A short selection from Essay Twenty-Four in Darwin, Dogen, and the Extremophile Choice. [YOU MIGHT WANT TO SKIP THIS ON A FIRST READING OF THE TWO BUDDHAS SEQUENCE]
[Phenomenological reduction] is a piece of pure self-reflection, exhibiting the most original evident facts; moreover, if it brings into view in them the outlines of idealism … it is still anything but a party to the usual debates between idealism and realism. —Edmund Husserl [1]
When Hegel laid out his ground breaking dialectic path—taking philosophical and scientific arguments ‘naturally’ from thesis through antithesis to synthesis, thus leading to progressively more useful models of reality, or more productive hypotheses—did he really suppose The Truth can be approached this way? Or was he just saying we can better prepare ourselves to act with authenticity, in the moment of truth, if our preconceived models are tru-er in the sense that they model our most informed calculations of probability?
But wait a minute, this can’t possibly mean that being prepared with such dialectically improved models helps us in any sense to become less automatic. Must there not be some other, entirely unrelated ‘path’ we must take?

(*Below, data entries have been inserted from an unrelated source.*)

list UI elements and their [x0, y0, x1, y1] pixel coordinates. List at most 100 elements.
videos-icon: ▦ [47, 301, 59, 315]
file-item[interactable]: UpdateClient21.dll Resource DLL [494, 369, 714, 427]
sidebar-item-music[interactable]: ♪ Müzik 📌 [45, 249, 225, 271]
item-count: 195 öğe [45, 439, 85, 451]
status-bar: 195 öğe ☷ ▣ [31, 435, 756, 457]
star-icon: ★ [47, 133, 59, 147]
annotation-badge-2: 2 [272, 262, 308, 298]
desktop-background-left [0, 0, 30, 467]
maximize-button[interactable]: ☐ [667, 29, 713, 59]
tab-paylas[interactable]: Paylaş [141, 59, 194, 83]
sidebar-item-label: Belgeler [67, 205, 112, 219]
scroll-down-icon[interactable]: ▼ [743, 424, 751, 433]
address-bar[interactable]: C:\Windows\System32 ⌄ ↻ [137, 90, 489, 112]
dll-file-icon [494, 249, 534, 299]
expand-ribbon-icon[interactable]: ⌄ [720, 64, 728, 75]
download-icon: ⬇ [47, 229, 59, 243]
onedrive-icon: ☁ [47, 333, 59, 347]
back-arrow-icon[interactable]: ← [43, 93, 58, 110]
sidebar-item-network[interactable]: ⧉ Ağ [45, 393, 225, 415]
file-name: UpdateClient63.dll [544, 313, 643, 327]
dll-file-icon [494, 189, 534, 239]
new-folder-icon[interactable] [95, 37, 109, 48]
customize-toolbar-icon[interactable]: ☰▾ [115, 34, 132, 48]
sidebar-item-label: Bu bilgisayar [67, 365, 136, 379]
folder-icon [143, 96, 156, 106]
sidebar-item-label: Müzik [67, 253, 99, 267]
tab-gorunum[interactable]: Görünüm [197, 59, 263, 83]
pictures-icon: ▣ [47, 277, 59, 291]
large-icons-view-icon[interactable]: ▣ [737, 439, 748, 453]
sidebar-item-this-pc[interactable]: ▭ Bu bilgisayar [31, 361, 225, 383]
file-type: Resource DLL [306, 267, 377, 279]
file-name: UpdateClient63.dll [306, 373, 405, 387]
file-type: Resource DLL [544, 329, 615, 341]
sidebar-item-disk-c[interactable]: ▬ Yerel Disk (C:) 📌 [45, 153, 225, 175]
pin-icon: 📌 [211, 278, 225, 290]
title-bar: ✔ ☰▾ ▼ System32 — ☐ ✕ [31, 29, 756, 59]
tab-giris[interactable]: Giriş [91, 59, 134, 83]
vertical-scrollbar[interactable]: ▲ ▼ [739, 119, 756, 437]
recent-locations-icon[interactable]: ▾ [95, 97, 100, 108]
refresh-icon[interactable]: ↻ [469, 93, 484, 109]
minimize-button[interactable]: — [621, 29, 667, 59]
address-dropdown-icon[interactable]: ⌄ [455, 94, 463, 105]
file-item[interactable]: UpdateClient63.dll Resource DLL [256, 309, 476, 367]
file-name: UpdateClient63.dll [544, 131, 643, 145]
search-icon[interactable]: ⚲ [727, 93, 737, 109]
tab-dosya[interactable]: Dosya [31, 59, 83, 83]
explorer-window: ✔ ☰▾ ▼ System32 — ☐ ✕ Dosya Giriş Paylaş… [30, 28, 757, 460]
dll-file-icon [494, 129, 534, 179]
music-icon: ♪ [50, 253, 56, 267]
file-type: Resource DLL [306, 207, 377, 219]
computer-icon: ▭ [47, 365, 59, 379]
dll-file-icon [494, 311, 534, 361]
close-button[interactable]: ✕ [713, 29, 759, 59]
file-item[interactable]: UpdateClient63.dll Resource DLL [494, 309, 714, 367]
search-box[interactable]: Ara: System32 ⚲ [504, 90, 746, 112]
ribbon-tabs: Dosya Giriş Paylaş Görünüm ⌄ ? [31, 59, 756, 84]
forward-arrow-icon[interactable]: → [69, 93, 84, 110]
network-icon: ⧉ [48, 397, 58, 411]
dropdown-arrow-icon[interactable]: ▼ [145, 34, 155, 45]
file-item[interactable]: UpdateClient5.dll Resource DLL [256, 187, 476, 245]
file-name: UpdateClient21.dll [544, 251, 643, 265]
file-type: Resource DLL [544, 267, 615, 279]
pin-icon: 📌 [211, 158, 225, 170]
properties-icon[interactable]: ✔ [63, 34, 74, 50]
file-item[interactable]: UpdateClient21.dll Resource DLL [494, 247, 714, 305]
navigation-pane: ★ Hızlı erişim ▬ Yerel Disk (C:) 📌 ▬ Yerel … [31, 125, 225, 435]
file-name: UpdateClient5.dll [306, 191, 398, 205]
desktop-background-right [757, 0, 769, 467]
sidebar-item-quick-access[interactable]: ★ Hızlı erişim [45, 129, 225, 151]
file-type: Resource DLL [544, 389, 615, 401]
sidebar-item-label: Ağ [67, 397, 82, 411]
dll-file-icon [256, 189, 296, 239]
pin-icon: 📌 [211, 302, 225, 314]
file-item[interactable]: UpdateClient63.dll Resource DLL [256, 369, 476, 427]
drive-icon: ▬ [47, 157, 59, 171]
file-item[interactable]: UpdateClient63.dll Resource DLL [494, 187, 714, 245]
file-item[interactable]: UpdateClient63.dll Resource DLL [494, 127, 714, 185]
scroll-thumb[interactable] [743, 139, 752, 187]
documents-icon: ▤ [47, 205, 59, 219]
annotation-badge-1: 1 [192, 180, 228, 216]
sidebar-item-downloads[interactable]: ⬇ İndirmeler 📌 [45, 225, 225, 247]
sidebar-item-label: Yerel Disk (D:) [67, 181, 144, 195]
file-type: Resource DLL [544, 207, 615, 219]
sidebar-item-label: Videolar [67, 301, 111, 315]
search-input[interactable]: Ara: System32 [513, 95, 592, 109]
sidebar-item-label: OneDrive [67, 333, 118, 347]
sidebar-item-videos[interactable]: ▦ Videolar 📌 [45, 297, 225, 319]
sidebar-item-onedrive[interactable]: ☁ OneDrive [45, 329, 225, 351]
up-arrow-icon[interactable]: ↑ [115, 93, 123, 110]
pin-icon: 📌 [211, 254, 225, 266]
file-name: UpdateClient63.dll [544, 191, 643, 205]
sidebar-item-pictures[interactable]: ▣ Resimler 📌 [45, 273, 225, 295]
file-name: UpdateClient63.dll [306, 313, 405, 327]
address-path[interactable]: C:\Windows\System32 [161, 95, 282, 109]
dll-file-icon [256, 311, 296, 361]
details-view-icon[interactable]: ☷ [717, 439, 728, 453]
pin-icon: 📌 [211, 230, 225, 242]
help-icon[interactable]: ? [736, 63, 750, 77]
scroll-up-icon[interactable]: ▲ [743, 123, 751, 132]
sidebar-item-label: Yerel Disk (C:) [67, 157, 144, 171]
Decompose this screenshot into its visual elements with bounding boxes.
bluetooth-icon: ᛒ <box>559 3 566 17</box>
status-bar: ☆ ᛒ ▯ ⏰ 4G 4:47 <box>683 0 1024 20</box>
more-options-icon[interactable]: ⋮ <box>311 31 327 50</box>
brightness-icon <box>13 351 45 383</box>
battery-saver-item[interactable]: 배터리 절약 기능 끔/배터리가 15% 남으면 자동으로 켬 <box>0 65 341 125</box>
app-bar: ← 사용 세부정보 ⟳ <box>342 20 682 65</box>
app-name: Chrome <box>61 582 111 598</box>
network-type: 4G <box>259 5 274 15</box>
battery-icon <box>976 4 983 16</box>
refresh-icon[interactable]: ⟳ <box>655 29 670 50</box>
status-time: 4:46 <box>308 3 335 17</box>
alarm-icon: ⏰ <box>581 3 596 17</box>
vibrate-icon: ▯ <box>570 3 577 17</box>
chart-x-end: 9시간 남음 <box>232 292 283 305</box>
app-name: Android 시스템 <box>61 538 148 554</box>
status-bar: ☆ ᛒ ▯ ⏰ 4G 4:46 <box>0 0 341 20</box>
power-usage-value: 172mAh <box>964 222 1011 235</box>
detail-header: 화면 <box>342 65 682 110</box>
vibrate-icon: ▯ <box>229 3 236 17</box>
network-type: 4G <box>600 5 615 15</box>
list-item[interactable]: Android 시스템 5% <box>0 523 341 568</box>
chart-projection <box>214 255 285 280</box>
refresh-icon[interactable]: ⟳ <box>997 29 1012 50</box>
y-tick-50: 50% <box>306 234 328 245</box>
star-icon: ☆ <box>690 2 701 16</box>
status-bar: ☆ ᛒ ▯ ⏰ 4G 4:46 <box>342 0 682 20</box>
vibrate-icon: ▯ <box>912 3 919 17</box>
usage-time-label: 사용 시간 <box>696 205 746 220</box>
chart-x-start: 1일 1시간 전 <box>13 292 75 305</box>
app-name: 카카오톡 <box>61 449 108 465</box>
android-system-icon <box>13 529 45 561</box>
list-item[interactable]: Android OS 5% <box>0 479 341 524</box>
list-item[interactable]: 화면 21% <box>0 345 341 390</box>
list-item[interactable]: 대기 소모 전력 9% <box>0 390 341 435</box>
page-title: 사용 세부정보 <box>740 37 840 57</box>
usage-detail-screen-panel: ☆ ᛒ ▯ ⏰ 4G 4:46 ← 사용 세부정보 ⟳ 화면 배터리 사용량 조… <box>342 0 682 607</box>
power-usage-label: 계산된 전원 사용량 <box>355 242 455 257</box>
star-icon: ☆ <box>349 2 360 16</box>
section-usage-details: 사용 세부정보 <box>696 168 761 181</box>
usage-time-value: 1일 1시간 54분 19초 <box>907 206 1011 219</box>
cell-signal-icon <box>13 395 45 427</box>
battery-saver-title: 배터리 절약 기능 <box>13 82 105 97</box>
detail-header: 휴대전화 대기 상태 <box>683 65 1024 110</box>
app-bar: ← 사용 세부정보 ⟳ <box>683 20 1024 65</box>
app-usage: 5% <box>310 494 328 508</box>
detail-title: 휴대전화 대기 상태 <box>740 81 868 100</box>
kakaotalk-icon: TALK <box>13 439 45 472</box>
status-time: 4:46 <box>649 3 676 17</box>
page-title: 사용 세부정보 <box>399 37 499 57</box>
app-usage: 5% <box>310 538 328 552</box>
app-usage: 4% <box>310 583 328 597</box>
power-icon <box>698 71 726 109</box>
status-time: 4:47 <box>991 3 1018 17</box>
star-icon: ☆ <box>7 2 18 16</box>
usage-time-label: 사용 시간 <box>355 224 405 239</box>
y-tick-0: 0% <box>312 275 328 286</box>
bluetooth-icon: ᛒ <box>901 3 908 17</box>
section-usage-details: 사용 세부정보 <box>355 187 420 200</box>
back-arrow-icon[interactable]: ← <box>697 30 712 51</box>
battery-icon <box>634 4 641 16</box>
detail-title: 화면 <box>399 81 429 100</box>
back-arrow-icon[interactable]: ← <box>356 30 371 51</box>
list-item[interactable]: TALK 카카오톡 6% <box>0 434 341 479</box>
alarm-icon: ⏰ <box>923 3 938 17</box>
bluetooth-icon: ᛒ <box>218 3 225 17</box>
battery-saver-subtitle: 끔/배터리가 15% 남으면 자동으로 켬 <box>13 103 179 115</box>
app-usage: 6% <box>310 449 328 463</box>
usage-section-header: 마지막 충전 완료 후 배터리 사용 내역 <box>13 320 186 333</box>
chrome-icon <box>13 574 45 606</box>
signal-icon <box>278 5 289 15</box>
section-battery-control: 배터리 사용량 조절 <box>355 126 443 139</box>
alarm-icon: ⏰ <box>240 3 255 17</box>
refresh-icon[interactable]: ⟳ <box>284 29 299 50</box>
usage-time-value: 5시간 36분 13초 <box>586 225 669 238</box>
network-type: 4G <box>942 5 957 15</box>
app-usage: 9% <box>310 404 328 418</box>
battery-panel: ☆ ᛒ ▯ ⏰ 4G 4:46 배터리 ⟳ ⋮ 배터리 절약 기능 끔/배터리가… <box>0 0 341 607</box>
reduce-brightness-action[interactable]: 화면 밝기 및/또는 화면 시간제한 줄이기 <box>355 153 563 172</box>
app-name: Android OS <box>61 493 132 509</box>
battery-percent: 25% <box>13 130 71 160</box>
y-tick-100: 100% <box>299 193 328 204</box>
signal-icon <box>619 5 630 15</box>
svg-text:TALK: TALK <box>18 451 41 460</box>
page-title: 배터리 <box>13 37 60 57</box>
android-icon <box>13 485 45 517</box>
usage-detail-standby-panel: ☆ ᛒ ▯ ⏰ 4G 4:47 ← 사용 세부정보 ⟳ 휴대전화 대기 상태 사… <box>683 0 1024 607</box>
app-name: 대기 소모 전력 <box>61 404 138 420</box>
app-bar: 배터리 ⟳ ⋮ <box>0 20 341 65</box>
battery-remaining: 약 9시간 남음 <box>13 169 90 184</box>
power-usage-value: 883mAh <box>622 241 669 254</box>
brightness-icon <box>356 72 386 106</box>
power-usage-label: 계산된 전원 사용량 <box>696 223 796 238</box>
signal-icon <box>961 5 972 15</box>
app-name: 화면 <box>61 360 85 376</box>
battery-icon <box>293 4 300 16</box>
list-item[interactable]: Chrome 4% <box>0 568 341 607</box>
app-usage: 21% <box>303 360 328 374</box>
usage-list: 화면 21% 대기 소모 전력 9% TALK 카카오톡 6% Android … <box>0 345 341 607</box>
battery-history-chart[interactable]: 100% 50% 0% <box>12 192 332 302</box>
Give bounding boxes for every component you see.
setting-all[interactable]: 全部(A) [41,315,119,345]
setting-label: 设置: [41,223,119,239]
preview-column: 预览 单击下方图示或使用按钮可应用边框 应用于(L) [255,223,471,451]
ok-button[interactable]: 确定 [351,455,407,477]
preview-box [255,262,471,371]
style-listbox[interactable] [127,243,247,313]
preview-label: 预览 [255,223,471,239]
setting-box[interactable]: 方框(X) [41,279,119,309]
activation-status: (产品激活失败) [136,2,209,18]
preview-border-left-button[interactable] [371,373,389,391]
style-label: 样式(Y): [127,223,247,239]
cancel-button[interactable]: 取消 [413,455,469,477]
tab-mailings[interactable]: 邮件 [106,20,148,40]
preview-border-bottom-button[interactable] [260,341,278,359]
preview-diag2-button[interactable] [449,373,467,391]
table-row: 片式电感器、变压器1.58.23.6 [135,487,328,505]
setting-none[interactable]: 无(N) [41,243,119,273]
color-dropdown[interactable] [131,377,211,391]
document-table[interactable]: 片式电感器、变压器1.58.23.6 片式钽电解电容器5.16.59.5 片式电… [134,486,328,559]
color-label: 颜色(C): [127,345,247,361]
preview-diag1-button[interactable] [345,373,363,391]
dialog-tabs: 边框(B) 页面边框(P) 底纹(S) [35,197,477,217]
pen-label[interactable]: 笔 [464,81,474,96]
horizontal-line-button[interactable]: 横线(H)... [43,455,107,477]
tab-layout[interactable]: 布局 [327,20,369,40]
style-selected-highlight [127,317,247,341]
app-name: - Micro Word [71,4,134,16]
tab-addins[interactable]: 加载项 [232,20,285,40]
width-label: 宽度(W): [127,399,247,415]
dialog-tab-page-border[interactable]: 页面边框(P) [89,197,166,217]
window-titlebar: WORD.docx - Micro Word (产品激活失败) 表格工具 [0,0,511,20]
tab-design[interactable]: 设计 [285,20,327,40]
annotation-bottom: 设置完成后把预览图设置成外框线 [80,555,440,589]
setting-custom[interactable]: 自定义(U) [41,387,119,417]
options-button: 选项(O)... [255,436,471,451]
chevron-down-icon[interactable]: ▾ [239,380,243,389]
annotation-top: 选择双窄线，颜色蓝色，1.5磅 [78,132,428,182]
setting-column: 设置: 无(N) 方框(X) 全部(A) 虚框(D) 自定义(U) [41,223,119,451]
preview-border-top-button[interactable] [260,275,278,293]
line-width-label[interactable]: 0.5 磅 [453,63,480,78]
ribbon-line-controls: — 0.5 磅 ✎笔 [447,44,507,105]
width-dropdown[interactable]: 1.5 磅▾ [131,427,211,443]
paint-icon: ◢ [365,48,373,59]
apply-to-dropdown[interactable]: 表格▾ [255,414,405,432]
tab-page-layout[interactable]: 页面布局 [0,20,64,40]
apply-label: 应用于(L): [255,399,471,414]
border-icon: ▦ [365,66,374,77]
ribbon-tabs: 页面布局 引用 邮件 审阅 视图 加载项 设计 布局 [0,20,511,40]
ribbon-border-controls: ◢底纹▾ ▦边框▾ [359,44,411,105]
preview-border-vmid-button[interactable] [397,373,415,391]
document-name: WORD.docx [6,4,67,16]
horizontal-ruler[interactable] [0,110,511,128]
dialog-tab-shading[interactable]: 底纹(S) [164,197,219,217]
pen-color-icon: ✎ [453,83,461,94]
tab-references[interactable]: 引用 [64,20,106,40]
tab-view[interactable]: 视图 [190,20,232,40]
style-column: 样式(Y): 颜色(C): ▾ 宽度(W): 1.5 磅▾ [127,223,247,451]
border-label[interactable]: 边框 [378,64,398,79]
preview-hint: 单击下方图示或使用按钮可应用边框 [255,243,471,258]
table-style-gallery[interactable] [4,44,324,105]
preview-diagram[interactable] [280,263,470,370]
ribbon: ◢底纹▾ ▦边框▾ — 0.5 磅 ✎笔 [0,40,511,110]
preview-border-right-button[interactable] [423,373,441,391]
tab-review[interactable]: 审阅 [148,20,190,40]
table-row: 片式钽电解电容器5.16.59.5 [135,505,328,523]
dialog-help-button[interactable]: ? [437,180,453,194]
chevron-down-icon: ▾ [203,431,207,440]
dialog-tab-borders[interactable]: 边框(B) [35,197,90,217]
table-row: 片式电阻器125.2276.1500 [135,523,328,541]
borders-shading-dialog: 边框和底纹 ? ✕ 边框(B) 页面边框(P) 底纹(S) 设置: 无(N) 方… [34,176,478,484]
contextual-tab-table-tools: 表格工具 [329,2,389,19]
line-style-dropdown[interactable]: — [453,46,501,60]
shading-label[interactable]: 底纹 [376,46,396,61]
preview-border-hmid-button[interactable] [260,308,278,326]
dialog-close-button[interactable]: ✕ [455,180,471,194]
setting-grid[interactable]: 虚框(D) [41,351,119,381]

If the Truth of this moment in which we act is all right here, then when we say ‘it’ is being ‘approached’ we can only mean ‘we’ are being ‘prepared’. But, prepared for what? Doesn’t any preconceived notion, even of arrival, predetermine the lived moment? Without some way of Knowing, which pertains beyond our words and calculations, all arguments are inevitably circular. So how, in this verbal-play-ground where echolalia and contradiction are the insensible rule, can we expect to characterize non-automatic activity? Let alone favour it (as all sensible people do) over ‘more’ activity?
Notes:
1. Husserl, Edmund. 1973 [1931] Dorion Cairns, trans., Cartesian Meditations: An Introduction to Phenomenology. The Hague: Martinus Nijhoff.